И еще через неделю, отвечая на ее не дошедшее до нас письмо: «Ты пытаешься подвести принципиальный фундамент под наше разногласие — ты „соловьевка“, а редакция идет по линии разрыва искусства с жизнью. Но я тебе уже дважды писал, что редакция тут не при чем. Это было мое личное своеволие, которым редакция вряд ли будет довольна. И т. к. редакция, прочтя статью, — не сомневаюсь в этом, — будет просить тебя обязательно печатать статью в следующем номере и не будет требовать никаких изменений, то ты сама убедишься, что твое принципиальное обоснование инцидента не tient pas debout[429]. Буду убеждать тебя сделать изменения я и еще больше буду настаивать на предварительном прочтении статьи И. А-у <Бунину> я.
Буду делать это не по принципиальным соображениям, а по формальным и личным. По формальным, ибо считаю, что не в литературных нравах печатать критическую статью на художественное произведение в одном и том же номере, не прочитав критическую статью критикуемому автору (ты не дала мне права прочесть статью И. А., ибо писала: „Очень просила бы тебя, когда статью получишь, не читать ее ни Степуну, ни Ив. Ал-чу (это, пожалуй, я бы могла сделать только сама)“; по личным: ибо считаю, что в твоей статье — в ее художественной оценке романа Ив. Ал. — сквозит некоторое недоброжелательство к Ив. Ал., чего не почувствовать нельзя. Ты недовольна Ив. Ал. как человеком и политическим деятелем (это я знаю из твоих писем ко мне) и ты отразила это в своей статье. От этого шага я и хочу удержать тебя» (Т. 3. С. 305–306; письмо от 12 мая 1925).
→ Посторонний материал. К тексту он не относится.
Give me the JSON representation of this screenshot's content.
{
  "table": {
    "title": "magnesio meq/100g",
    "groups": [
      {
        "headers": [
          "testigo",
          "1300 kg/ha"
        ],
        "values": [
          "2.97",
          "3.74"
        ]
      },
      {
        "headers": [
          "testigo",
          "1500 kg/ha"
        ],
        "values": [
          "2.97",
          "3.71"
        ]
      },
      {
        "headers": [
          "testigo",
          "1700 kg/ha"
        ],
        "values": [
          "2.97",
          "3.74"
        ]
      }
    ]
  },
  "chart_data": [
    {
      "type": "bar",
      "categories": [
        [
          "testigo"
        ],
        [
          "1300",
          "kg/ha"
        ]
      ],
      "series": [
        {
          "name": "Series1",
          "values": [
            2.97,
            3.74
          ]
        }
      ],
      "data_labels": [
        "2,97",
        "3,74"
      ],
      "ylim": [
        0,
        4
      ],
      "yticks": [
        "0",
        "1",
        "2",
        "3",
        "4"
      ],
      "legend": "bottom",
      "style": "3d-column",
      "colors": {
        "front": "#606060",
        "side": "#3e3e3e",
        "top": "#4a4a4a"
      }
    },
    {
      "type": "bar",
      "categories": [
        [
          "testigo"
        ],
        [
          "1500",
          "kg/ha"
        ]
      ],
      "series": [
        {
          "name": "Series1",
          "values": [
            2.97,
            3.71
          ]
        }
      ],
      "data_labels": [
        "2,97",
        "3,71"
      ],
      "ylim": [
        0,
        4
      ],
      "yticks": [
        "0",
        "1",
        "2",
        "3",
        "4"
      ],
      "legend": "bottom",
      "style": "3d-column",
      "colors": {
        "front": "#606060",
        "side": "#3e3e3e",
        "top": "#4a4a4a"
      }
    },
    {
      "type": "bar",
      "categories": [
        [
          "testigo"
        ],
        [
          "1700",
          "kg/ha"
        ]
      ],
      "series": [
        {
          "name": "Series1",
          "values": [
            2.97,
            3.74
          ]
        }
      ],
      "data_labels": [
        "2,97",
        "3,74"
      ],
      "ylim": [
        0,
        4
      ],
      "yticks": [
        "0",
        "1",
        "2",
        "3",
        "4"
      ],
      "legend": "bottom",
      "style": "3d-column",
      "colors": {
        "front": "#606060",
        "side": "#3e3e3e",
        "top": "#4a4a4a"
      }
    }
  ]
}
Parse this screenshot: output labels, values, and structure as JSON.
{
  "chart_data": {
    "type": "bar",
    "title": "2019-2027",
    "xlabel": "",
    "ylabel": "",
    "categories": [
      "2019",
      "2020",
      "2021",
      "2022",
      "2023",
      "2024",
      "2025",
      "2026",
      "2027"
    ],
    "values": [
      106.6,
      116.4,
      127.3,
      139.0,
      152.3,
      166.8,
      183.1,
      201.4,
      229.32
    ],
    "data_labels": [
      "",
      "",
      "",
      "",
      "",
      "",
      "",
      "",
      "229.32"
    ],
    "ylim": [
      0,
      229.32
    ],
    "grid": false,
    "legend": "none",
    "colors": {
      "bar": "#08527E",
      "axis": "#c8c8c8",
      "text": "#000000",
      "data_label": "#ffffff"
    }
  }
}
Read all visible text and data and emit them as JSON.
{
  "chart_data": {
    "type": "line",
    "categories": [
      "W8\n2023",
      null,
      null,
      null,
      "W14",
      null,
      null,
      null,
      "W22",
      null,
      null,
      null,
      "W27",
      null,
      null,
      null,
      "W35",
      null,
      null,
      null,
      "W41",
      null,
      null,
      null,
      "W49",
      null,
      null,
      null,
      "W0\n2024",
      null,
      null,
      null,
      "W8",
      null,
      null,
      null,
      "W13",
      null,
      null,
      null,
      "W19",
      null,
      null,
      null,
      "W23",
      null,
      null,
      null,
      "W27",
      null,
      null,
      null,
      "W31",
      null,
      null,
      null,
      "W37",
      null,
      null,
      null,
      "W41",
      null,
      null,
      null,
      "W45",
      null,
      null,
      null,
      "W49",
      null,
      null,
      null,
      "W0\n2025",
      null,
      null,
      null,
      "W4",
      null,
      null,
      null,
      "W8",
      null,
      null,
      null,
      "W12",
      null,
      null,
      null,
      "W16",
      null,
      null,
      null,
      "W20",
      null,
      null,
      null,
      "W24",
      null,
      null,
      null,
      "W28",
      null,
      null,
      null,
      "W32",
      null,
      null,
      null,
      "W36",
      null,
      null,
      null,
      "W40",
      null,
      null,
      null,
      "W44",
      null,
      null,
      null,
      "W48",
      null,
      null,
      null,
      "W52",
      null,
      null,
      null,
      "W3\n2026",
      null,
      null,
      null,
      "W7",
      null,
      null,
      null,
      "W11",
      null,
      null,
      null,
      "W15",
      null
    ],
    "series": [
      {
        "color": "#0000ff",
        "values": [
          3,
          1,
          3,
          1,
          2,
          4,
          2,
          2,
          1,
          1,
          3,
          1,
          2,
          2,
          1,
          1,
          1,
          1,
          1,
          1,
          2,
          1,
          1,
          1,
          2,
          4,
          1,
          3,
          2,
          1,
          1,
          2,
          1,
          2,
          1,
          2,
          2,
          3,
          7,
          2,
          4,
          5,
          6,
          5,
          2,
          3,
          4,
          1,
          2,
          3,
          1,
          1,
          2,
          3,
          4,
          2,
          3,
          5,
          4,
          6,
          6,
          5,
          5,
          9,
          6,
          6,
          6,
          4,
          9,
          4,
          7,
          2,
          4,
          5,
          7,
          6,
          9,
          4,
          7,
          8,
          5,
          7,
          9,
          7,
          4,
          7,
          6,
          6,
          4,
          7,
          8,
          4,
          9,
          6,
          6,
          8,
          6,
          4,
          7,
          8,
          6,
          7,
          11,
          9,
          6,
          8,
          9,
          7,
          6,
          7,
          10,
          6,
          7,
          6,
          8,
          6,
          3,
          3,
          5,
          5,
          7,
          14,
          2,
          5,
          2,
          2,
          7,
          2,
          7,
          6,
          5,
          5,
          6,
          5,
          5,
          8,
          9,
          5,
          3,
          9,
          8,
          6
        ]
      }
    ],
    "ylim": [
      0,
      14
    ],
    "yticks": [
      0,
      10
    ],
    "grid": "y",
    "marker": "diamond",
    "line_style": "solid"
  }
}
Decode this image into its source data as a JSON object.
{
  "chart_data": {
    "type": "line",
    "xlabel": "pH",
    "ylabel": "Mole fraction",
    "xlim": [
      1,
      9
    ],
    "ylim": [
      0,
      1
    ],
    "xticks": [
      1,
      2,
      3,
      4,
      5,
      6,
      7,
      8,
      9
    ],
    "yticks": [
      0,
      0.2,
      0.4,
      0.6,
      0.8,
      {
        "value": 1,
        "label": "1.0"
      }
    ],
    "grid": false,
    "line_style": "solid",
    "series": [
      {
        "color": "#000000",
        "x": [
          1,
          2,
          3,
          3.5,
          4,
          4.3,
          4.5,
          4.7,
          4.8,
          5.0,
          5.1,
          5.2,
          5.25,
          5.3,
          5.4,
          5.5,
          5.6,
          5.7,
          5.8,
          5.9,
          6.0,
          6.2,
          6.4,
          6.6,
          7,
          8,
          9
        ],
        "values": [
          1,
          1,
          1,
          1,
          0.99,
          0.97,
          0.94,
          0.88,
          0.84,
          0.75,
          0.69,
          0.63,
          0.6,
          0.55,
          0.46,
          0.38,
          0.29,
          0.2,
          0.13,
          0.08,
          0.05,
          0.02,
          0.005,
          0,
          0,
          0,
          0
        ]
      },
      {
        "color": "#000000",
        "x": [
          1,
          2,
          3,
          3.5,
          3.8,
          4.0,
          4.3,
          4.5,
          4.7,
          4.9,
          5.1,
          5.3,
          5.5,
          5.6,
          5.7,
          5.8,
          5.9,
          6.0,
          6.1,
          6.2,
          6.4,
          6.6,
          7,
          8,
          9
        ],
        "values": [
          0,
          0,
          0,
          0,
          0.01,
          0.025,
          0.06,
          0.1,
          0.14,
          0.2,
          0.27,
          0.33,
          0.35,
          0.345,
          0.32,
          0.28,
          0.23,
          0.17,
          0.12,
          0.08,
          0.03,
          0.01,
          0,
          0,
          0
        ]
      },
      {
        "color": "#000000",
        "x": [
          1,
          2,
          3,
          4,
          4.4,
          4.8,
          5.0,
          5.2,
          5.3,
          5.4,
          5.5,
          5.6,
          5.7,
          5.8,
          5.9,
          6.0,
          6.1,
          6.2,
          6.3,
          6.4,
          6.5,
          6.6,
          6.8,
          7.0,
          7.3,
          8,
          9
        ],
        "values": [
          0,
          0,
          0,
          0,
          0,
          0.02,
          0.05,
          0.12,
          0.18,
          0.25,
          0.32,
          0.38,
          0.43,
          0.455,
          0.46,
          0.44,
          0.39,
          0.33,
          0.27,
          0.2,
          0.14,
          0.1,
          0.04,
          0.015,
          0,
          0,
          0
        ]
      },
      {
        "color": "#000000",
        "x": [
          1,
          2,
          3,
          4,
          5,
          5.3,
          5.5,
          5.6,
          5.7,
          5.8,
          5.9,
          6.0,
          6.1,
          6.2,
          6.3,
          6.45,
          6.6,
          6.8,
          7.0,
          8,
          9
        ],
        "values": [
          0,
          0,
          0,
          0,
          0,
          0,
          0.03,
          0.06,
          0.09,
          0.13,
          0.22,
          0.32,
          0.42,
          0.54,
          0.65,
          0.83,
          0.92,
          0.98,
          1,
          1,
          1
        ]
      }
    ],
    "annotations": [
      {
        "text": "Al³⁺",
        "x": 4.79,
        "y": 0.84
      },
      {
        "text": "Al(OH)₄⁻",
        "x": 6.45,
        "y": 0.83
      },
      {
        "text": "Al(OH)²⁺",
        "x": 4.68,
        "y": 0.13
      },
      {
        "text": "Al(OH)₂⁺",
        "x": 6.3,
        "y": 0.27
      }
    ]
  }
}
Эти письма заслуживают комментария с точки зрения текущего момента: действительно, приблизительно до этого времени отношения между Буниным и Мережковскими, хотя в какой-то степени глубинно неприязненные, внешне были более чем приятельскими. И та часть дневников Бунина, которая до сих пор опубликована, и письма Гиппиус к нему[430] свидетельствуют не только о корректно-нейтральных отношениях, но и о внутренней дружественности, доходившей до желания проводить значительную часть года в ближайшем соседстве, предполагавшем постоянное общение и в общем дружеское расположение, насколько оно было возможно между двумя писателями, особенно писателями, принадлежащими к столь замкнутому и противоречивому кругу, как литература русской диаспоры. Но у нас нет особенных оснований не верить Гиппиус, утверждавшей, что в ее статье Бунин занимает место далеко не главное, а на самом деле речь идет о сугубо эстетических и философских проблемах. И вместе с тем ясно, что по складу ее характера и дарования такого рода проблемы никак не могли решаться внеличностно: она не могла обойтись ни без «Габи, любовь моя» и тогда неизвестного, а теперь и вовсе забытого Шарля Деренна, ни без «Митиной любви» Бунина. И в общем контексте размышлений «о любви», с точки зрения самой Гиппиус[431], избежать каких-то слов о литературных достоинствах повести Бунина было невозможно. Понятно, почему Бунин так обиделся, и после этого его отношения с Мережковскими явно пошли на спад. Понятно, почему за него так вступился Фондаминский, выступавший в данной ситуации как блюститель интересов журнала. Но должна быть понята и позиция Гиппиус, отстаивавшей свое право говорить о литературных (а в других случаях — общеэстетических, социальных, религиозных или политических) взглядах так, как ей в данном случае представлялось нужным.